Le raccomandazioni dell’Asl di Taranto alla popolazione nei “wind days”, i giorni in cui il vento soffia dall’ex Ilva verso il quartiere Tamburi, non sono efficaci e andrebbero riviste. È quanto sostengono cinque ricercatori in un articolo pubblicato recentemente sulla rivista scientifica “Air Quality, Atmosphere & Health” in cui hanno evidenziato come alcune delle raccomandazioni fornite dalla Asl ionica ai cittadini che vivono nel quartiere a ridosso delle ciminiere della fabbrica non sono supportate da evidenza scientifica e dovrebbero quindi essere riesaminate.

Cosa sono i wind days? Sono quelle giornate in cui il vento che soffia da nord-nord ovest spinge polveri ed emissioni prodotte nello stabilimento industriale, oggi gestito da ArcelorMittal, verso la città colpendo prima di tutto il quartiere Tamburi.
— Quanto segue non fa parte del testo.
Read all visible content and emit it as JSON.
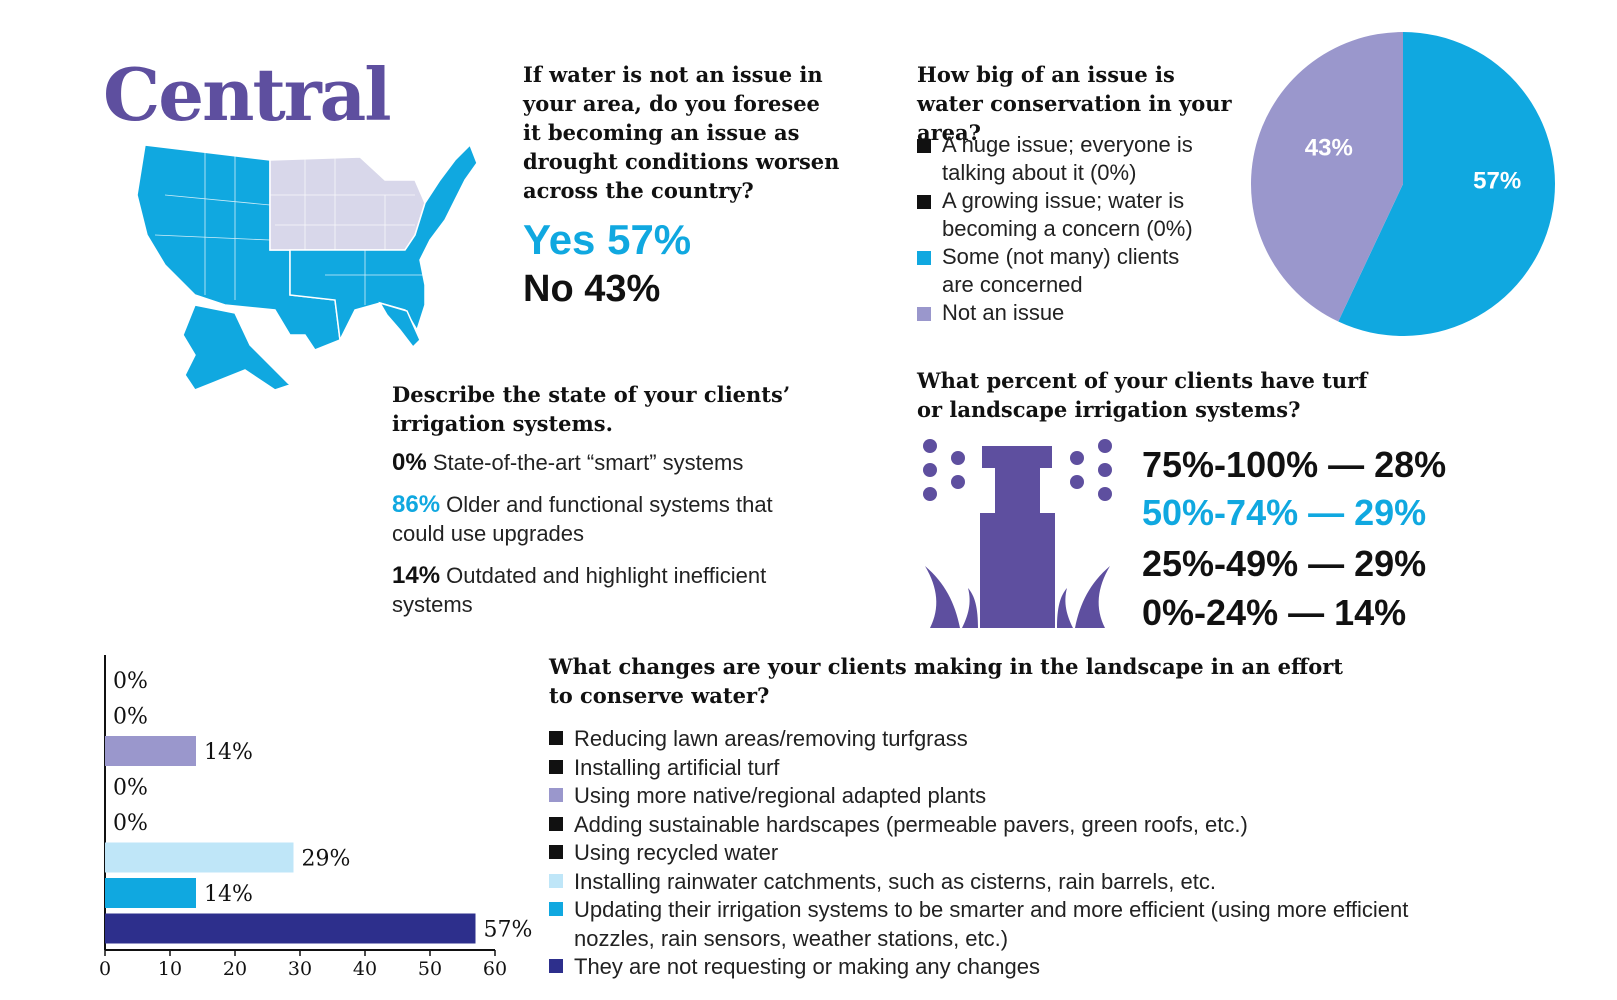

Per quelle giornate, a seconda della forza del vento, le istituzioni locali Asl e Comune di Taranto, raccomandano ai cittadini misure in alcuni casi particolarmente stringenti: nei casi di medio aumento dell’inquinamento l’Asl consiglia “di programmare eventuali attività sportive all’aperto nelle ore in cui i livelli di inquinamento sono inferiori, ovvero fra le ore 12 e le 18” e di “arieggiare gli ambienti chiusi” negli stessi orari, ma nei casi di aumento “molto alto” la raccomandazione è di evitare attività fisiche intense e prolungate all’aperto e di rimanere il più possibile in ambienti chiusi, in particolare per i soggetti a rischio”.

I quattro ricercatori italiani Cristina Mangia, Marco Cervino, Antonello Russo ed Emilio Gianicolo, e la collega tedesca Susanne Singer, hanno studiato le raccomandazioni associate alla legge regionale sui wind days approvata nel 2012 e hanno scoperto che proprio nelle ore centrali – quindi tra le 12 e le 18 – di quei giorni di vento non si registra ai Tamburi una riduzione della concentrazione di Pm10 e, inoltre, proprio in quelle ore aumenta la rilevazione di altri inquinanti di origine industriale come l’anidride solforosa, una sostanza indicata come “tracciante” dell’attività industriale in corso.

Per gli esperti, in definitiva, è un campanello d’allarme per altre sostanze. Risultati, che secondo gli autori dello studio sono spiegabili con “la fisica della dispersione degli inquinanti in regimi particolari di vento”: il principio, sostanzialmente, è che nei giorni di “wind days” il vento forte, oltre a spingere gli inquinanti verso il quartiere Tamburi, non ne favorisce la “diluzione verticale” nelle ore centrali della giornata a differenza di quanto accade in tutti gli altri giorni dell’anno.

Gli studiosi confermano di aver inviato i risultati della ricerca alle autorità sanitarie di Taranto i primi di marzo: “Riteniamo – sostengono i ricercatori italiani – sia necessario per le autorità competenti di modificare le misure cautelative per la popolazione dei Tamburi”. Ma al momento non è giunta alcuna risposta né sono stati presi provvedimenti differenti rispetto alle raccomandazioni impartite ai cittadini fino all’avviso per il wind day previsto per il 1 aprile. E nel momento in cui il mondo è costretto a restare in casa per evitare il contagio da coronavirus, per Mangia, Cervino, Russo e Gianicolo “forse sarebbe bene indicare ai residenti dei Tamburi in quali ore delle giornate sia importante arieggiare durante i giorni di wind days per diminuire la loro esposizione all’inquinamento esterno, considerando che la fascia oraria 12-18, non trova riscontro nelle analisi appena pubblicate”.